Issued in March, the court order asked the Estate Office to allot government accommodation on `first-come-first-serve` basis. Those 700 were on the top of the General Waiting Lists of 19,100 applicants entitled to allotment of the 17,227 government houses in Islamabad, according to their grades.
Top Grade BPS-22 officers, however, can get a government house any time.
It was a surprise that only about 175 of the 700 accepted the offer of accommodation.
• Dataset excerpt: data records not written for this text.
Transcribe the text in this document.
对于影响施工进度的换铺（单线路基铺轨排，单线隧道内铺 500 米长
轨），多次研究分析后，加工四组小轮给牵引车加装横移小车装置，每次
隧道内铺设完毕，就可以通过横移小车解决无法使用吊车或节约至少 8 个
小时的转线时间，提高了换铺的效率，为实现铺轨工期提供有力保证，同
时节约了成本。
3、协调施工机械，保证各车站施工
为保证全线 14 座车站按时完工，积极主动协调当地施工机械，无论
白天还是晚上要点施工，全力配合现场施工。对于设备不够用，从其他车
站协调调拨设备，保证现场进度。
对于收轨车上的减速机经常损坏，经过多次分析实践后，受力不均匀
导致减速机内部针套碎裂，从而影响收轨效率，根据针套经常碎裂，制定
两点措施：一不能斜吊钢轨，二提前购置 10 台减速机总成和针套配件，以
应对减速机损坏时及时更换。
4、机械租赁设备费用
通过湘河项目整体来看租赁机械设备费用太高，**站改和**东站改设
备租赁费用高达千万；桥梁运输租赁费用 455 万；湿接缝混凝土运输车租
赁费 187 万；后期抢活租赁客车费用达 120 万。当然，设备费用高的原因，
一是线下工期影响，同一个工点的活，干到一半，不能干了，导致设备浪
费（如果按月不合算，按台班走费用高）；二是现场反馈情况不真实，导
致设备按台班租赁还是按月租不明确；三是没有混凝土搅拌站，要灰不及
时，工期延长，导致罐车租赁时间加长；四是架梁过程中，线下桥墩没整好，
But even more surprising is the Estate Office`s reluctance to offer the remaining 525 accommodations to the next in line.
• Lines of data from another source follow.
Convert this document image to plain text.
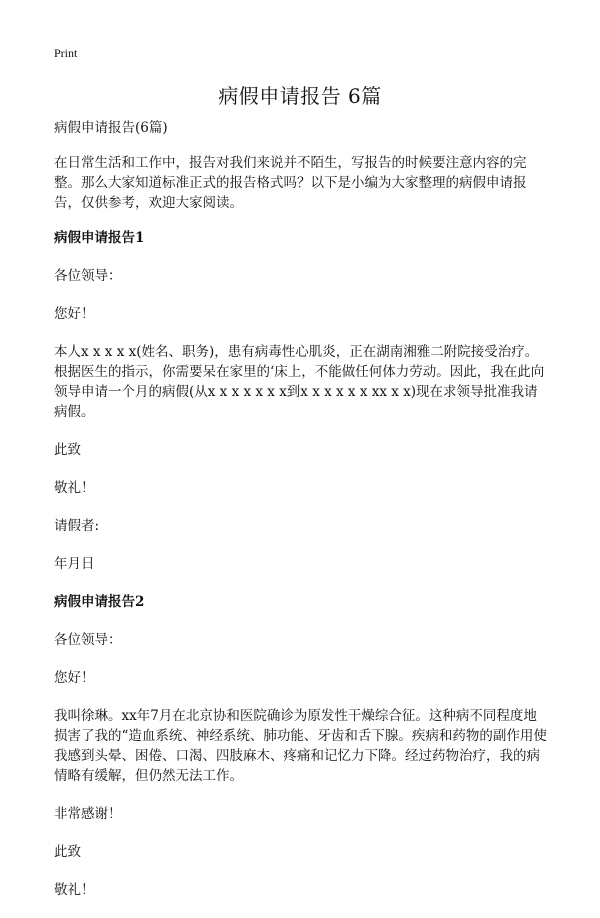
Print
病假申请报告 6篇

病假申请报告(6篇)

在日常生活和工作中，报告对我们来说并不陌生，写报告的时候要注意内容的完整。那么大家知道标准正式的报告格式吗？以下是小编为大家整理的病假申请报告，仅供参考，欢迎大家阅读。

病假申请报告1

各位领导：

您好！

本人x x x x x(姓名、职务)，患有病毒性心肌炎，正在湖南湘雅二附院接受治疗。根据医生的指示，你需要呆在家里的‘床上，不能做任何体力劳动。因此，我在此向领导申请一个月的病假(从x x x x x x x到x x x x x x xx x x)现在求领导批准我请病假。

此致

敬礼！

请假者:

年月日

病假申请报告2

各位领导：

您好！

我叫徐琳。xx年7月在北京协和医院确诊为原发性干燥综合征。这种病不同程度地损害了我的“造血系统、神经系统、肺功能、牙齿和舌下腺。疾病和药物的副作用使我感到头晕、困倦、口渴、四肢麻木、疼痛和记忆力下降。经过药物治疗，我的病情略有缓解，但仍然无法工作。

非常感谢！

此致

敬礼！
`We fear we will be in trouble if someone goes to the court that he has been superseded in the allotment,` an Estate Office official explained to Dawn on the condition of anonymity In fact, the Estate Office management is reluctant to push out even the retired government servants who continue occupying official accommodations `because who will secure the house af ter they leave?` `Some government servants who applied for government accommodation as far back as in 1988 might get in 2014. The Estate Office is empowered to allot the accommodation to officers next in queue, but its management is reluctant to do that because someone among the 700 who did not respond to its letters offering the accommodation can go to court,` he said.
Hundreds of retired government servants and other unauthorised occupants are not asked to vacate government quarters because the Estate Office is unwilling to depute watch-men to look after the vacated houses till their fresh allotment.
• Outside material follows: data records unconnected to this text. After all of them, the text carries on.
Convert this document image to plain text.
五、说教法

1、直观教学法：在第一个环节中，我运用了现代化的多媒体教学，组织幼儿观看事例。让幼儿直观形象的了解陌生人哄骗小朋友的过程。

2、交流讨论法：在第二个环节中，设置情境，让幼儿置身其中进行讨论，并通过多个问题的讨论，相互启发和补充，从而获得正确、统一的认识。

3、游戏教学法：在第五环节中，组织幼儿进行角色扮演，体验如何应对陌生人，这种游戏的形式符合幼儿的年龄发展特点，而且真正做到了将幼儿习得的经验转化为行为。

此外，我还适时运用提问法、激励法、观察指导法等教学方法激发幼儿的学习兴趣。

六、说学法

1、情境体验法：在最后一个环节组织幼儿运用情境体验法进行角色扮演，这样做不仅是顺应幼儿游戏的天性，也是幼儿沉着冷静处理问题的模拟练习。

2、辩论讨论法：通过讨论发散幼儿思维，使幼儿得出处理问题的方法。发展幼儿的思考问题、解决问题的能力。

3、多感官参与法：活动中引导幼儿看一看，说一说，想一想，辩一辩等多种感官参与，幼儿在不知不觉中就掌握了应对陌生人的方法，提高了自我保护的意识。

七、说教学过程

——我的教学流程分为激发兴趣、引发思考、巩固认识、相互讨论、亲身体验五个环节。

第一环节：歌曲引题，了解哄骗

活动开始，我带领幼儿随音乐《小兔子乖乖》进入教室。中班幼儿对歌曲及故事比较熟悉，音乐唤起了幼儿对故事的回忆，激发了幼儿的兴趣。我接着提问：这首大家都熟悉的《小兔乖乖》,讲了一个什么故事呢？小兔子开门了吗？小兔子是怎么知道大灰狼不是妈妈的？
But that attitude loses the government the rent amounting to five per cent of a genuine occupant`s salary.
Meanwhile, the needy government employees are made to hire houses for themselves.
`It is the duty of the Estate Office to allot them a government house as soon as it becomes available,` the insider said.
Professor Tahir Mahmood, President Federal Government College Teachers Association agreed with him.
`It is mandatory for the Estate Office to expedite the process of allotment when a house is vacated so that maximum number of government servants avail the facility,` he said.
Professor Deedar Ali Baloch of Islamabad Model College for Boys H-9 said he was appointed lecturer in 1984 and still waiting for government quarters.
`In contrast, my juniors who had links with political personalities and high-ups are comfortably settled,` he said.
Estate Officer Pir Ashraf said that because of the vacant post of secretary ministry of housing, most of the issues of ministry are not being solved.
`We have some allotment letters ready for delivery to the deserving. I am not in a position to decide the government servant next in the queue,` he told Dawn.
State Minister for Housing Usman Ibrahim is taking interest in following the lists but the confused thinking in the Estate Office was complicating things, according to an Estate Office official.
`Although updated regularly in terms of new entries, the Estate Office does not bother to inquire whether the government servants figuring at the top of the General Waiting Lists is dead, retired or still want government accommodation,` a ministry of housing and works of ficer said.
`Many officers of the federal ministries were retired prematurely, or moved out, following the devolution of the ministries,` he recalled.